Je ne trouve aucun élément de preuve qui vienne étayer la position du prestataire à l’égard des alinéas 28 4)j), m) ou n).
Dans la décision CUB 18009, le juge-arbitre MacKay déclare, à la page 5 :
«Selon certaines décisions, l’expression «justification» impose au prestataire l’obligation d’agir comme l’aurait fait une personne prudente dans les circonstances (CUB 9449) ou l’obligation de tenter de régler les différends avec l’employeur avant de quitter son emploi (CUB 11413). Toutefois, il n’est généralement pas exigé que l’employé fasse des efforts en vue d’une réconciliation lorsque l’employeur a agi unilatéralement d’une façon qui modifie fondamentalement les conditions d’emploi qui existaient avant la cessation. Il en est ainsi lorsque l’employeur propose à l’employé des conditions d’emploi fondamentalement différentes et nouvelles ou diverses options quant à ces nouvelles conditions et l’informe qu’il doit les accepter ou faire face au congédiement. Dans un tel cas, l’employé est tout à fait justifié de considérer les instructions ou les options comme s’assimilant à un congédiement implicite et de partir. » (CUB 18009, pages 5 et 6)
D’après les éléments de preuve du dossier, le prestataire était entièrement fondé à considérer les instructions ou les options comme un congédiement implicite et à partir.
Le juge-arbitre MacKay poursuit en ces termes :
«Les juges-arbitres ont généralement reconnu qu’un changement fondamental des conditions d’emploi constituait une justification de le quitter [...] Il semblerait que les motifs traditionnels en common law de congédiement implicite peuvent tous tenir lieu de justification de quitter volontairement un emploi au sens de l’article 41 [devenu article 28] de la Loi.» (CUB 18009, page 6)
En fait, l’employé s’est vu offrir une rétrogradation. Il ne serait plus chef du service du courrier. Il ne serait plus coordonnateur du service de santé et de sécurité qu’il avait établi, développé et fait connaître; il deviendrait chef de l’expédition et de la réception. Alors qu’il relevait auparavant du directeur de la production, il ne relèverait plus que du chef de l’établissement.
Dans l’affaire Stewart c.
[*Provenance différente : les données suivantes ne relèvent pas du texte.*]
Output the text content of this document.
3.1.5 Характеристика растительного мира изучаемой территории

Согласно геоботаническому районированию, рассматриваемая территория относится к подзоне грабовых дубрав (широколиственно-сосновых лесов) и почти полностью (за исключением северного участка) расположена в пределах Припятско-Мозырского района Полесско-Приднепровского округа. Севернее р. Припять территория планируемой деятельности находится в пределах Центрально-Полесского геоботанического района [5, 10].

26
MacMillan Bloedel Ltd., 37 C.C.E.L. 292, le point en litige était de savoir si le demandeur qui avait été muté était fondé à considérer la mutation comme un congédiement implicite. À la page 301, le juge Harvey donne les facteurs qui peuvent être pris en considération quand il s’agit de déterminer si un employé a été implicitement congédié. Les voici :
«La teneur des discussions entre l’employeur et l’employé au moment où l’employé a été informé de la mutation, le fait que la mutation impliquait une perte de prestige et de rang et les circonstances entourant le changement d’emploi.»
Le savant juge poursuit ainsi :
«La question essentielle est de savoir si, dans toutes les circonstances de l’affaire, les attributions de l’employé ont été modifiées par l’employeur au point qu’il en résulte une rupture des modalités fondamentales du contrat de travail.»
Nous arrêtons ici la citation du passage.